RAAD, an official, student-run club, states its mission is “to promote an inclusive environment at Tisch…where [students of color] cannot see ourselves in our teachers, in the art work we study or in our classmates.” While advocating for curriculum changes, a more diverse faculty and a film mentorship program, the group offers a supportive network for black and brown students who often feel alienated in majority-white majors. RAAD has participated in the school’s listening session on diversity and inclusion and organized an installation in the lobby of the Tisch building asking students to record their experiences based on prompts like “Have you ever seen yourself represented onscreen in class?” While Zuniga notes that not all students and faculty have welcomed her provocations of the status quo, small steps have been made: The faculty has hired more instructors of color, and all instructors are given more diversity training. “Whenever a teacher or an administrator in the film program runs into me, they tend to tell me updates like, ‘We’ve hired four more faculty of color,’” recounts Zuniga, which speaks to the influence she’s had at Tisch, but also to white fragility, in the sense of a deep need for validation for overdue micro-progressions. “I’m like, that’s awesome but do you want me to congratulate you? Do you want me to give you a high-five?”
“Obviously, academia moves slowly,” reminds Norman Hollyn, a professor at USC Cinematic Arts and president of the University Film & Video Foundation. At USC, faculty and administrators started making changes a little over a year ago, and like at NYU, the impetus was student pressure. Hollyn notes these include “the formation of inclusivity committees, hiring of underrepresented filmmakers on our faculty [and] a better and more diverse selection of clips [to teach concepts like ‘long shots,’ ‘zoom shots,’ ‘crossing the line’].” He adds, “We are also introducing a mandatory class in diversity to be taken by all incoming first semester graduate students.”

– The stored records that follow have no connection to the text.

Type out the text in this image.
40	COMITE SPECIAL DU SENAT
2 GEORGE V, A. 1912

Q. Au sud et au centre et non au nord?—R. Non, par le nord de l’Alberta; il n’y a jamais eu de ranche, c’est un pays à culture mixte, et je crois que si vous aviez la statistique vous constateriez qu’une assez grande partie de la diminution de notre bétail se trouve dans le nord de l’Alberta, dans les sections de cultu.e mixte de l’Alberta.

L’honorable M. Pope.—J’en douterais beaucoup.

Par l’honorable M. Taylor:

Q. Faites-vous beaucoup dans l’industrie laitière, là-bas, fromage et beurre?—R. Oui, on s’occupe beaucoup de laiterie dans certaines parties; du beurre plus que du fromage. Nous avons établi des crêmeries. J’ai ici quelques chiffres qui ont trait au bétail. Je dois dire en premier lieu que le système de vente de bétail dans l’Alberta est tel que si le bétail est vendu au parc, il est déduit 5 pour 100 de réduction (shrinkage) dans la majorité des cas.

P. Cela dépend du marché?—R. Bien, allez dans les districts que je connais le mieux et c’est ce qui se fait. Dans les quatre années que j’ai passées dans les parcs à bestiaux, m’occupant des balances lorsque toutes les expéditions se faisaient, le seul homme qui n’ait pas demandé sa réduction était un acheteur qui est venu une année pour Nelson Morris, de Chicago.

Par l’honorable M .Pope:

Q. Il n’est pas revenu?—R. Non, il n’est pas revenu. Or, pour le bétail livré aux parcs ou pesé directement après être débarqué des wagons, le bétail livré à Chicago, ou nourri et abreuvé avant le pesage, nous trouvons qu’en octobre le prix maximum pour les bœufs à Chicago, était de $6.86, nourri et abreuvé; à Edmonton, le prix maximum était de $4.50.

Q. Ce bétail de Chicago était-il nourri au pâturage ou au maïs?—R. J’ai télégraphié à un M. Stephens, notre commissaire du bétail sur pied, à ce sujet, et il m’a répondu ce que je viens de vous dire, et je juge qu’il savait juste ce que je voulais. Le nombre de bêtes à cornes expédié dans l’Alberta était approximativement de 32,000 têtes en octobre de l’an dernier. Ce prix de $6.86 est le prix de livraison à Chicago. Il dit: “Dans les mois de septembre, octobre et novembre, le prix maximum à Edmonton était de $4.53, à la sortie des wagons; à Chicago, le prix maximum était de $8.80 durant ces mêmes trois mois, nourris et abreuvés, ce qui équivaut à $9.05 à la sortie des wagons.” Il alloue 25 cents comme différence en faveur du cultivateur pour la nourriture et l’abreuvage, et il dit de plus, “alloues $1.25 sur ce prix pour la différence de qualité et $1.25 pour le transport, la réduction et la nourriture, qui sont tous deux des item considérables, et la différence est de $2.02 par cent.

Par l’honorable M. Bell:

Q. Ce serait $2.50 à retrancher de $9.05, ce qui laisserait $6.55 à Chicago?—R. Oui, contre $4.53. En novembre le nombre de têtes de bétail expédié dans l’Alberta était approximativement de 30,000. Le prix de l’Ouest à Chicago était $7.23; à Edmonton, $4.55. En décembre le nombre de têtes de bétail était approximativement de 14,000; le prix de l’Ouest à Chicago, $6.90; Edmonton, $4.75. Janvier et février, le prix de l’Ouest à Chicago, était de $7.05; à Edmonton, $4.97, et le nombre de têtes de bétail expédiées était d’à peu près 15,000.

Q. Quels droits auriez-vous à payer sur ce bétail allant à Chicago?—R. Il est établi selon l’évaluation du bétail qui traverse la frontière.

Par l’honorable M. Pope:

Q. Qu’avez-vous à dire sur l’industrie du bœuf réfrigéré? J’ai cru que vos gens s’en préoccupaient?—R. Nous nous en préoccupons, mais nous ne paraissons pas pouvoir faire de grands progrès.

Through the UFVA, filmmaker Jen Proctor has been conducting surveys, finding that “the limitations of the canon as shared in film classes are perhaps the most often cited among both faculty and students as a way in which we fail our diverse student bodies, both in film production classes and in film studies classes.” The diversity of the films taught and the diversity of the instructors teaching them are, of course, related. “Instructors who are women, of color and/or LGBT make far more of an effort to be inclusive because we are forced to pay attention to issues of identity, difference and diversity on account of who we are,” contends Mary Celeste Kearney, director of gender studies and associate professor of film, television and theatre at the University of Notre Dame.
While some schools are just now starting to think about diversity, the University of California, Los Angeles is a notable exception. In 1969, Eliseo Taylor, one of the school’s few Black faculty members, initiated the Ethno-Communications Program, working with a coalition of minority students that included Charles Burnett. While the program only lasted until 1973, it’s seen as an origin point for L.A. Rebellion cinema, acknowledging a cohort of Black filmmakers who went through the UCLA program and collaborated on one another’s films. Burnett’s 1978 film Killer of Sheep, which today is the only token African-American film on many intro class syllabuses, was actually completed as part of his UCLA degree and using university equipment. With this legacy in mind, the school continues to prioritize diversity in a spirit of reimagination. Kathleen McHugh, professor and chair of the department of film, television and digital media at UCLA, argues, “The goal is not just to shoehorn in more underrepresented groups — that is, to supplement the canon. It is to rethink the larger field of film and media culture itself.”